Brun González: "a intenção é abrir os olhos das pessoas, não dar ordens"
19 de junho de 2010 - Estabelecer uma relação de confiança com alguém que o quer ajudar é um dos principais desafios enfrentados pelos usuários problemáticos que querem mudar de comportamento em relação às drogas. Por isso, muitas vezes, jovens que trabalham com redução de danos são os que mais bem conseguem trabalhar nesses casos.
A associação civil
Espolea, do México, é um exemplo de instituição que trabalha com o conceito de ação entre pares, buscando empoderar os jovens para participar em projetos e iniciativas que gerem conhecimento e informação, e que, a partir da perspectiva da juventude, permitam-nos atuar como agentes de mudança e de promoção do respeito aos direitos humanos.
Um dos jovens que atuam na Espolea é Brun González. Com sua voz baixa e fala calma, combina a disposição juvenil de seus 22 anos com uma atitude madura de um veterano. Convidado para participar do VIII Congresso Brasileiro de Prevenção das DST e Aids, em Brasília, ele falou ao UNODC sobre a sua experiência. Confira os principais trechos da entrevista.
Existe uma distância entre as políticas públicas e a realidade dos usuários de drogas?
Muitos dos estudos que o governo e os órgãos governamentais são muito superficiais, porque, na prática, as pessoas que têm mais problemas não dão sua opinião ou não compartilham suas experiências, por medo de serem enquadrados como consumidores, por medo de que os persigam ou por medo de serem presos.
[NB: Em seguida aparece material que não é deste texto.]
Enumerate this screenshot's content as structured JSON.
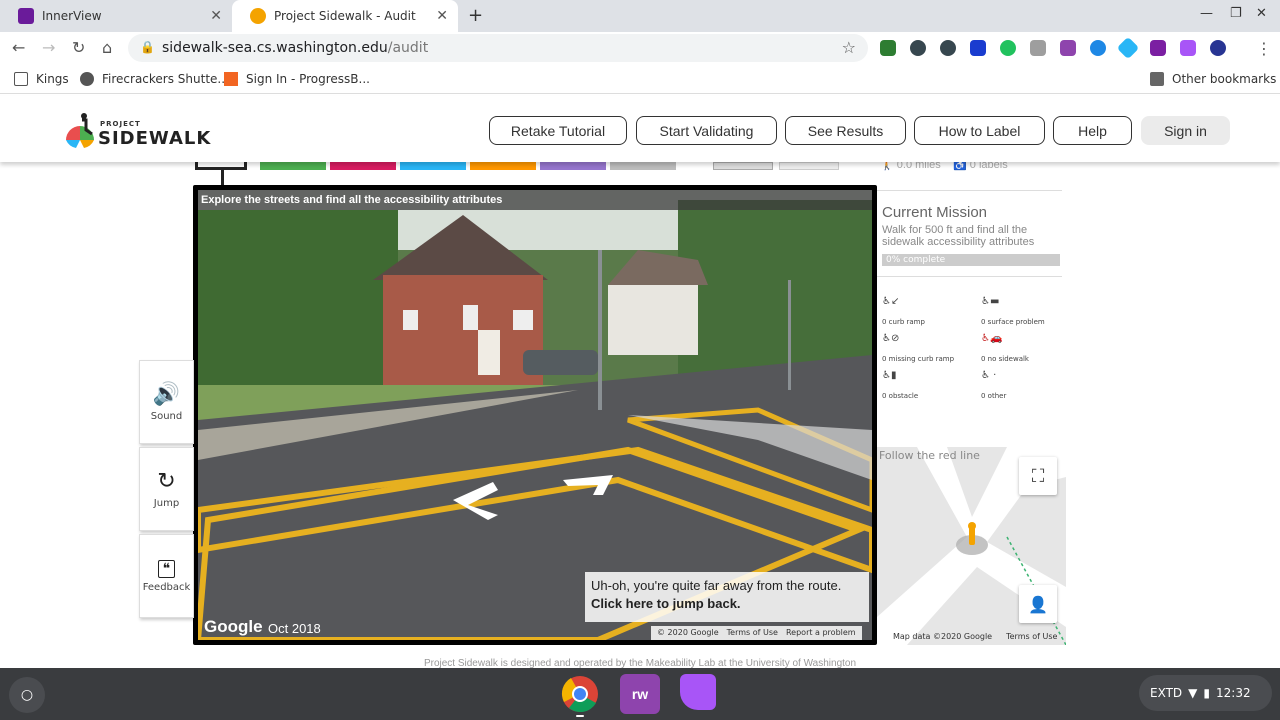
{
  "browser": {
    "tabs": [
      {
        "title": "InnerView",
        "active": false
      },
      {
        "title": "Project Sidewalk - Audit",
        "active": true
      }
    ],
    "url_host": "sidewalk-sea.cs.washington.edu",
    "url_path": "/audit",
    "bookmarks": [
      "Kings",
      "Firecrackers Shutte...",
      "Sign In - ProgressB..."
    ],
    "other_bookmarks": "Other bookmarks"
  },
  "site": {
    "logo_top": "PROJECT",
    "logo_main": "SIDEWALK",
    "nav": [
      "Retake Tutorial",
      "Start Validating",
      "See Results",
      "How to Label",
      "Help",
      "Sign in"
    ],
    "colors": {
      "green": "#4caf50",
      "pink": "#d81b60",
      "blue": "#29b6f6",
      "orange": "#ff9800",
      "purple": "#9575cd",
      "gray": "#bdbdbd"
    }
  },
  "pano": {
    "title": "Explore the streets and find all the accessibility attributes",
    "warning_line1": "Uh-oh, you're quite far away from the route.",
    "warning_line2": "Click here to jump back.",
    "google": "Google",
    "date": "Oct 2018",
    "footer": [
      "© 2020 Google",
      "Terms of Use",
      "Report a problem"
    ]
  },
  "sidebar": {
    "sound": "Sound",
    "jump": "Jump",
    "feedback": "Feedback"
  },
  "right_panel": {
    "distance": "0.0 miles",
    "labels_count": "0 labels",
    "mission_title": "Current Mission",
    "mission_desc": "Walk for 500 ft and find all the sidewalk accessibility attributes",
    "progress_text": "0% complete",
    "progress": 0,
    "label_counts": [
      {
        "text": "0 curb ramp"
      },
      {
        "text": "0 surface problem"
      },
      {
        "text": "0 missing curb ramp"
      },
      {
        "text": "0 no sidewalk"
      },
      {
        "text": "0 obstacle"
      },
      {
        "text": "0 other"
      }
    ]
  },
  "minimap": {
    "caption": "Follow the red line",
    "footer": [
      "Map data ©2020 Google",
      "Terms of Use"
    ]
  },
  "footer_note": "Project Sidewalk is designed and operated by the Makeability Lab at the University of Washington",
  "shelf": {
    "tray_text": "EXTD",
    "time": "12:32"
  }
}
Muitas vezes, as estatísticas refletem parte da realidade, mas raramente refletem a realidade como um todo.
Como o Estado e associações civis podem atuar de forma complementar?
As organizações da sociedade civil podem usar recursos do setor público de saúde como uma espécie de patrocínio, de modo que sejam elas as que aplicam as políticas de redução de danos. Por exemplo, o setor saúde pode pagar pelas seringas, o álcool, o algodão e o cloro. Para eles, isso não custa muito, pois têm de fornecer esses suprimentos médicos para os hospitais. Além disso, isso é parte de sua responsabilidade como governo. Já as organizações civis podem oferecer seu tempo e seu esforço, construir redes de canais de distribuição de seringas e também de informação. As organizações se beneficiam das ferramentas de educação por pares para que elas - e não o Estado - gerem uma maior confiança. Isso deve ocorrer de forma escalonada. O Estado, por exemplo, pode imprimir folhetos informativos, mas a distribuiação pode ser feita pelas organizações da sociedade civil, que são responsáveis pela construção de uma relação horizontal com os usuários e com as famílias dos usuários. Elas são as que atuam nas comunidades diretamente.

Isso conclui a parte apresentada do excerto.